Have you ever wanted to take a picture of a recipe book and digitize that recipe in one click? With CookTime, now you can! This update brings the power of ChatGPT and Azure Cognitive Services together to enable seamless recipe import from images:

Recipe Import GIF

How we made this:

The general algorithm is this:

func importRecipe(image):
    let allText = AzureCognitiveServices.ReadText(image);
    let recipe = ChatGPT.CreateImportRecipeFunctionCall(allText);
    database.LinkIngredients(recipe);
    database.Save(recipe);

Let’s break that down even further!

Azure Cognitive Services Computer Vision

Azure has a really good OCR API. You can try it out yourself here. Given an image, it will produce an object of all the pages, lines, and words within that image:

Example of vision API

For our purposes, we simply take the text inside the image and concatenate it all together to form one big string that we will pass to ChatGPT. I found that replacing new-lines (\n) with spaces produced better results with ChatGPT, maybe the new-line tokens throw off the model.

ChatGPT

Recently ChatGPT included a new function calling feature. Essentially it’s a more reliable way of transforming a prompt into JSON. You must supply ChatGPT with a JSONSchema definition of a function’s arguments (as an object), a prompt that asks ChatGPT to do something that may require calling that function, and then let ChatGPT do its magic. For CookTime’s case, I defined a function like this (this is TypeScript like but pretend it’s JSONSchema):

void ImportRecipe(recipe:
    {
        name: string,
        servings: number,
        cookTime: number,
        steps: [
            {
                text: string
            }
        ]
        ingredientRequirements: [
            {
                ingredientName: string,
                quantity: string,
                unit: string
            }
        ]
    })

To note:

Your top level function argument must be an object, not an array.
You should not use $refs in your JSONSchema, they seem to be ignored.
You can have arrays of primitives or objects in your JSONSchema, ChatGPT will handle it.
The description property of the JSONSchema does affect how ChatGPT interprets the text. For example, sometimes ingredient requirements would have a name like "tbsp. olive oil" so I had to change the property description to say something like "ingredient name without units, or abbreviations". If you think AI is going to take everyone’s jobs, just remember even AI needs to be given precise instructions about what to do!

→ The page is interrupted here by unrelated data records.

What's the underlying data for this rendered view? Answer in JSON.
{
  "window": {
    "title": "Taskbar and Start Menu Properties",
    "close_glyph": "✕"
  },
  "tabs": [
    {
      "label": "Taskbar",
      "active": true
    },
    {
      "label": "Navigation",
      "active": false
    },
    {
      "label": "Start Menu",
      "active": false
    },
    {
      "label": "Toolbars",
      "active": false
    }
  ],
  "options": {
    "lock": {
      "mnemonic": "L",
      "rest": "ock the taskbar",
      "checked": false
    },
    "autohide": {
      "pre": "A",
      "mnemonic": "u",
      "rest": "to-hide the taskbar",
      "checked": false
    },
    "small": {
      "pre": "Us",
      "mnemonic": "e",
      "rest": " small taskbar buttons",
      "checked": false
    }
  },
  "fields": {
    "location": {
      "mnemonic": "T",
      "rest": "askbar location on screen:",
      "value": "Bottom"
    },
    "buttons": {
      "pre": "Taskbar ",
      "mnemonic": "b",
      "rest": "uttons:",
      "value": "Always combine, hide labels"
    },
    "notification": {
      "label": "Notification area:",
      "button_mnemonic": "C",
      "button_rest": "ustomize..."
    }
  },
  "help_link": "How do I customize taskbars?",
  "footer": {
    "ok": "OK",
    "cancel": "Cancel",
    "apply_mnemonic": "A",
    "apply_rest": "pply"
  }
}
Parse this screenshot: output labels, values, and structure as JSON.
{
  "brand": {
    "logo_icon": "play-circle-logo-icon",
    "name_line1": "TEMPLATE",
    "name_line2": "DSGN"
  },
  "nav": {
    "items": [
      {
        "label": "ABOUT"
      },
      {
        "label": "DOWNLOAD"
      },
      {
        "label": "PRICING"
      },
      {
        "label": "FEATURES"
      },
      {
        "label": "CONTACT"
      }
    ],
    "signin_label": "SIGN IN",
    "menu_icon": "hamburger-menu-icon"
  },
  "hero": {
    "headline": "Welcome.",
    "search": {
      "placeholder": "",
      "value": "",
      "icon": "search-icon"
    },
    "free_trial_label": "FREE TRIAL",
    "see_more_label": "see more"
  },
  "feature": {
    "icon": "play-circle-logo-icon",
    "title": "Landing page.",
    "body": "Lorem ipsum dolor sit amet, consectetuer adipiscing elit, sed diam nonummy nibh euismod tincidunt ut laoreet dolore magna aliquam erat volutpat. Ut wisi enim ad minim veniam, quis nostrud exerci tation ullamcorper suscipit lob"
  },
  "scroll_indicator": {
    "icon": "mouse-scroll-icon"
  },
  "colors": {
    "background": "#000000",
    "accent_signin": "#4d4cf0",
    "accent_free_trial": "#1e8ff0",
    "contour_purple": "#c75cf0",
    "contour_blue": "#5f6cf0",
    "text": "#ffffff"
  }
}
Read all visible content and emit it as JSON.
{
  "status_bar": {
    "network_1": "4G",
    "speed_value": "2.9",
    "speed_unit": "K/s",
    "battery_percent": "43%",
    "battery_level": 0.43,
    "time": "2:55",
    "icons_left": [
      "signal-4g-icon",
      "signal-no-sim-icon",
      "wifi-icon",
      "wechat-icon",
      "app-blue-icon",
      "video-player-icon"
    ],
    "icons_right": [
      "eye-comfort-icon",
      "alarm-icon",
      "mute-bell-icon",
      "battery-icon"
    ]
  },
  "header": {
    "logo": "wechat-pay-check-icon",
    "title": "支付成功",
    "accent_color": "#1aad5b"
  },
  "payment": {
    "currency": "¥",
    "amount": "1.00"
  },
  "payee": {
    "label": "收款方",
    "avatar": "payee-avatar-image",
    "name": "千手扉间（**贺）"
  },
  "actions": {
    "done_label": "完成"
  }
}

Finally, the prompt I used to call ChatGPT went something like: Import the following as a recipe: [VISION API RESULTS CONCATENATED]. ChatGPT then returned an object according to my JSONSchema that was trivially convertible to the database recipe type.

Linking ingredients

The output of ChatGPT may or may not reference ingredients that CookTime already knows about. For example, the recipe shown in this post references olive oil. It’s important that the olive oil referenced by the recipe object is the existing olive oil ingredient in the database and not a duplicate. This merging/deduplication process already happens when a recipe is updated, but now we needed to run it even during creation.

Performance

An import does take about 30 seconds, but I need to deploy it to production and see how long it takes once everythign is in the cloud. I should come back here and update this with some numbers in the future.

Conclusion

This was the result of maybe 4-5 days of work, though I did already have experience working with the Vision API and ChatGPT from some work projects. Most of the time was spent refining the prompt and function schema for ChatGPT to produce the right results, and there may be an opportunity there to save time for more complex objects.